Sejumlah prajurit Angkatan Laut Filipina berfoto bersama dengan latar Kapal Perang Strategic Sealift Vessel pesanan The Department Of National Defense Armed Forces Of Philippines saat pelepasan kapal itu di Dermaga Divisi Kapal Niaga PT PAL Indonesia, Surabaya, Jawa Timur, Selasa (2/5). (ANTARA FOTO/Zabur Karuru)
Dibanding ekspor kapal pertama ke Manila, interior kapal perang perang Strategic Sealift Vessel (SSV) kedua buatan PT PAL Indonesia pesanan Filipina lebih sempurna pada saat diberangkatkan.

General Manager Divisi Kapal Niaga PT PAL Indonesia, Satriyo Bintoro, mengatakan bahwa pihaknya mempunyai waktu yang cukup pada ekspor kedua kali ini, sehingga bisa dimanfaatkan untuk penyelesaian akhir beberapa interior kapal.

“Alhamdulillah pada keberangkatan kedua ini, kami mempunyai banyak waktu untuk finishing sejumlah interior, sehingga keberangkatan tidak seperti pada ekspor perdana yang diselingi perbaikan saat perjalanan menuju Manila,” ujar Satriyo di sela perjalanan menuju Manila, Rabu.

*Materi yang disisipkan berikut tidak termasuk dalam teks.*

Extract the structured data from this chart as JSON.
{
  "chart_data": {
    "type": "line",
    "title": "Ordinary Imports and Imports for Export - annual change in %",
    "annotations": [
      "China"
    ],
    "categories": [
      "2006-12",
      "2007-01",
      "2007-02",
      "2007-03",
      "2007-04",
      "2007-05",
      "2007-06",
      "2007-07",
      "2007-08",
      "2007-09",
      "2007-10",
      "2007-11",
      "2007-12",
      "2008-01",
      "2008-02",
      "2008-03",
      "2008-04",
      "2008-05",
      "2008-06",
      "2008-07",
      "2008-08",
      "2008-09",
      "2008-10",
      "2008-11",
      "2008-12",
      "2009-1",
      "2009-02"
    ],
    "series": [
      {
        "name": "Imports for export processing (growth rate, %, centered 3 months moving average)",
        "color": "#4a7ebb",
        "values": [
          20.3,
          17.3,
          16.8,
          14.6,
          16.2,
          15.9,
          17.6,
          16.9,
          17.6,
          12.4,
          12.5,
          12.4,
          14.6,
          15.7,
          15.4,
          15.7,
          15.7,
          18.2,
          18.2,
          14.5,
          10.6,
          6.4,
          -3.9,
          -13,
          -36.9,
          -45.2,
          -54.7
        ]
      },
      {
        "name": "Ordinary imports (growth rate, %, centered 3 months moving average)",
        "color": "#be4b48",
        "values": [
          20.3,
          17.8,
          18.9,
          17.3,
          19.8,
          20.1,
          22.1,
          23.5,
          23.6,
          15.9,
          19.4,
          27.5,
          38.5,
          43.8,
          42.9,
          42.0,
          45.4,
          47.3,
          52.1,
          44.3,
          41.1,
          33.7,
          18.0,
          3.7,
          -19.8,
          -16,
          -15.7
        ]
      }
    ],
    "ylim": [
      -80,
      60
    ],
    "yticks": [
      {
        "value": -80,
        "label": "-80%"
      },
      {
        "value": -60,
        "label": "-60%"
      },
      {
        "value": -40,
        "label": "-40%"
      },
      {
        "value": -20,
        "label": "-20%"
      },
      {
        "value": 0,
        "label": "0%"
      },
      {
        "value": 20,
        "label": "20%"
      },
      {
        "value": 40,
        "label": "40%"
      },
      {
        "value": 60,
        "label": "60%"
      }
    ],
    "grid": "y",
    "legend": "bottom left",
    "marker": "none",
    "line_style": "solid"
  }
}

Sebelumnya pada ekspor perdana, PT PAL Indonesia melakukan beberapa penyempurnaan interior selama lima hari perjalanan, seperti pemasangan televisi lengkap dengan pengeras suara, penyediaan alat-alat dapur dan makanan, penyempurnaan pipa instalasi air, serta pemasangan listrik-listrik yang belum tersambung dengan baik.

Namun pada pemberangkatan kali ini beberapa interior sudah terpasang dengan baik, seperti plat pelindung hanggar helikopter, cat jalur tangga, serta televisi yang sudah terpasang di dapur umum.

Perjalanan ekspor kedua yang dilepas langsung Menteri Pertahanan Ryamizard Ryacudu itu dinahkodai Kapten Munif, dan membawa 112 krew dari PT PAL Indonesia, 22 Anak Buah Kapal (ABK), lima petugas katering dan 115 awak dari Angkatan Laut Filipina.

Kapal jenis “Landing Platform Dock” (LPD) ekspor kedua yang diberi nama BRP Davao Del Sur LD 602 itu memiliki spesifikasi yang sama dengan kapal perang pertama, yakni memiliki panjang 123 meter dan lebar 21 meter.

Selain itu, dapat digunakan operasi militer dalam penanggulangan gangguan keamanan dan ketentraman di wilayah territorial Filipina, dan mampu menampung 621 penumpang, serta bertahan di lautan selama 30 hari dengan bobot maksimal 7.200 Ton.

Kapal memiliki kecepatan 16 knots dengan mesin pendorong 2 X 2,920 kW, dan juga mampu menampung tank, kendaraan tempur, mobil tumah sakit, hingga kapal patroli dan transporter, dan merupakan kapal hasil inovasi dari produksi kapal alih teknologi dengan Korea Selatan.